In the interest of getting “hard” copies of my work under one roof, I plan to spend the next few weeks posting the entire archive of my film journalism here on ScullyVision. With due respect to the many publications I’ve written for, the internet remains quite temporary, and I’d hate to see any of my work disappear for digital reasons. As such, this gargantuan project must begin! I don’t want to do it. I hate doing it. But it needs to be done. Please note that my opinions, like everyone’s, have changed a LOT since I started, so many of these reviews will only represent a snapshot in time. Objectivity has absolutely no place in film criticism, at least not how I do it.
LADY assures MAN that they are not doing anything wrong. MAN resists, but then LADY gets mad. MAN loves LADY, so we’re told, and since love means doing anything your significant other asks of you, no matter how deplorable, or else they’ll get mad, MAN agrees to LADY’s plan, which is inarguably wrong. Cruel even. But don’t worry, before we got here we spent about an hour with MAN and LADY as they performed voiceovers over shots of handwritten letters with ocean noises in the background. You know, like love. And because love, MAN and LADY are good people, even though they’re the worst. The Light Between Oceans desperately wants to be a sweeping romantic tale about the lengths to which we will go in order to make the ones we love happy, but it asks way too much of its audience to get there. It’s exhausting. Derek Cheese-in-France is clearly a filmmaker of immense talent, but 2.5 hours of even the most technically proficient sweeping panoramas and close-ups of forbidden side-glances is just exhausting. His style, a mix of modern handheld composition and old-Hollywood big-face shots can be downright refreshing, but when applied to an Oprah’s Books For Mom Club entry, it’s, well … EXHAUSTING.

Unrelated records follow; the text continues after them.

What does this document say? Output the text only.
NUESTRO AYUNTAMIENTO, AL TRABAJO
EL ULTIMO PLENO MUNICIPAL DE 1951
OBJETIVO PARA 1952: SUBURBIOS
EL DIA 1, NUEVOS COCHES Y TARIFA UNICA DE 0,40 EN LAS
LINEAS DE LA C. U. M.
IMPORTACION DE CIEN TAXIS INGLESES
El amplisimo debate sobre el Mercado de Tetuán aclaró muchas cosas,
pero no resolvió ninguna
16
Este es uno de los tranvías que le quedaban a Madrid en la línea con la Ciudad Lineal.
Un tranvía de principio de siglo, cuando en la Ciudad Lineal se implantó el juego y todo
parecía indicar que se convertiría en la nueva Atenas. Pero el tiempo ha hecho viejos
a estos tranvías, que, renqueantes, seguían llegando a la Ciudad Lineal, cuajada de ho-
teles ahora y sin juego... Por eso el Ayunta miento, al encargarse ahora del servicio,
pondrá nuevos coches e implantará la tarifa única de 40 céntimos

Michael Fassbender plays MAN, a stoic, unfunny Kevin Kline lookalike who, fresh back from World War One, has taken a job keeping a lighthouse in the middle of nowhere. It’s a position that grants him some “me time” which he uses to stand on cliffs, saw wood, and bask silently in his survivor’s guilt. Things are going just fine for a bit, then LADY shows up and the two fall in love by virtue of them being in the same movie. Before you know it, they’re living the dream life. Just a happy couple in a lighthouse. The lighthouse people. Thank god it’s the early 1900s and Grey’s Anatomy doesn’t exist yet or they’d spend their time watching it and then telling their friends how much “we adore Grey’s Anatomy, right honey? We adorrrrre it.”
During their time together they figure that since Grey’s Anatomy doesn’t exist yet, they should probably have a kid or something. I mean, there’s only so much you can do in a lighthouse (e.g. turn it on, turn it off, turn it on and off real fast while making drum & bass noises with your mouth). The thing is, LADY keeps on having miscarriages, and in the absence of Grey’s Anatomy, this is a real bummer.
Ok, spoiler alert(?). I say this because this next development shouldn’t be a spoiler, but since it doesn’t occur until an hour into the runtime, you may want to skip to the end of this paragraph if you plan on seeing this movie, which you shouldn’t. Anywho, here goes: a boat washes up on the beach with a dead guy and a live baby, so LADY and MAN decide to keep the baby as their own and just lie to everyone on the mainland about it. Of course, when one of the mainlanders says “hey, has anyone seen my husband and/or baby? They disappeared in a boat a little while back,” things get a little hairy. And by “get a little hairy” I mean “stays mostly boring.”
Spoilers over. Call me old fashioned, but I found the behavior of our leads to be so unforgivable that I stopped even attempting to empathize. This was made all the much more difficult by how weak their romance is. I don’t believe that they love each other almost as much as I don’t believe that people who lived a century ago could be so aggressively stupid on the whole. Of course, Oceans does make attempt to explore the murky ethics of it all, but ultimately it pins our allegiances on “ain’t love grand?” Yeah, love is grand, but these codependent lunatics are not in love. They are dangerous and cruel, and there’s two of them.
All of this could be fixed if the story had some time to breathe; if the trappings of the medium weren’t so – I’ll say it again – exhausting. Because the story really is a good idea on paper. What I’m saying is, the book is probably decent. Maybe the film works better as a companion piece. I’ll never know.
If there is any reason to see this movie it’s for the performance of Alicia Vikander. She’s playing the type of role that actors love. She gets to swoon, cry, and shoot coy side glances at her co-star. There are moments when she can be manic and angry, and moments where she can be insular and meditative. She even gets to climb an outdoor staircase in the pouring rain while pregnant. It’s silly stuff, but she nails it. And despite what I’ve been saying about the ridiculous story and aggressive tone, Cheese-in-France is definitely a visual talent to be reckoned with.
Unfortunately, this is the first (and hopefully last) time I’ll ever say this, buuuuuuut Michael Fassbender kinda sucks in this movie.
The Light Between Oceans opens in Philly theaters today.